Quantum spin glass with long-range random interactions

Abstract

A model of the quantum (transverse) Ising spin glass with a long-range random interaction is proposed and studied here. In this model the random interaction between two spins at a distance ${r}_{\mathrm{ij}}$ apart falls algebraically as ${1/r}_{\mathrm{ij}}^{(d+\ensuremath{\sigma})/2}.$ Here, apart from the strength of the quantum fluctuations, the interaction range $\ensuremath{\sigma}$ is also tunable. We have studied the ground-state properties of the model, extending the ``Droplet model'' of the short-range quantum spin glass. The model is also studied using a modified form of the effective Landau action describing the transition of the short-range quantum spin glass. The important features which are due to the long-range interaction are clearly mentioned. Field theoretical renormalization group calculations fail to locate any stable weak-coupling fixed point in the non-mean-field region.
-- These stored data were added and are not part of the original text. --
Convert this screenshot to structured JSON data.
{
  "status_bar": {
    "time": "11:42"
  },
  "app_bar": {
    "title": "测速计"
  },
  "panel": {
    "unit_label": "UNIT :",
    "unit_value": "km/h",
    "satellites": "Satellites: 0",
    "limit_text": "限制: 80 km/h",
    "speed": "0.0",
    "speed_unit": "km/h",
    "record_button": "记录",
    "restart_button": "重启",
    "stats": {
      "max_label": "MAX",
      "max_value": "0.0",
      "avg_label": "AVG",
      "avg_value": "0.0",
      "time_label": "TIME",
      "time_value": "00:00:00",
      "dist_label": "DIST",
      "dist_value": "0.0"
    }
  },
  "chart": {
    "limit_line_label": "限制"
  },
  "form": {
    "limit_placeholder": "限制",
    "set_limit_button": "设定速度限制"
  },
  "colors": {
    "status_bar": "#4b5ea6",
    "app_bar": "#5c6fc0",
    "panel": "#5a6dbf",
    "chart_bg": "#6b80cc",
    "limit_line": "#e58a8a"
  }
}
The simplest conjecture is that beyond the mean-field region, the critical behavior is governed by the infinite randomness fixed point. We extend the phenomenological scaling relation for the short-range quantum spin glass (based on the assumption of the existence of a dangerously irrelevant operator) to the present long-range interacting case. Most of the possible interesting aspects associated with the quantum transition in the present model are elaborately discussed.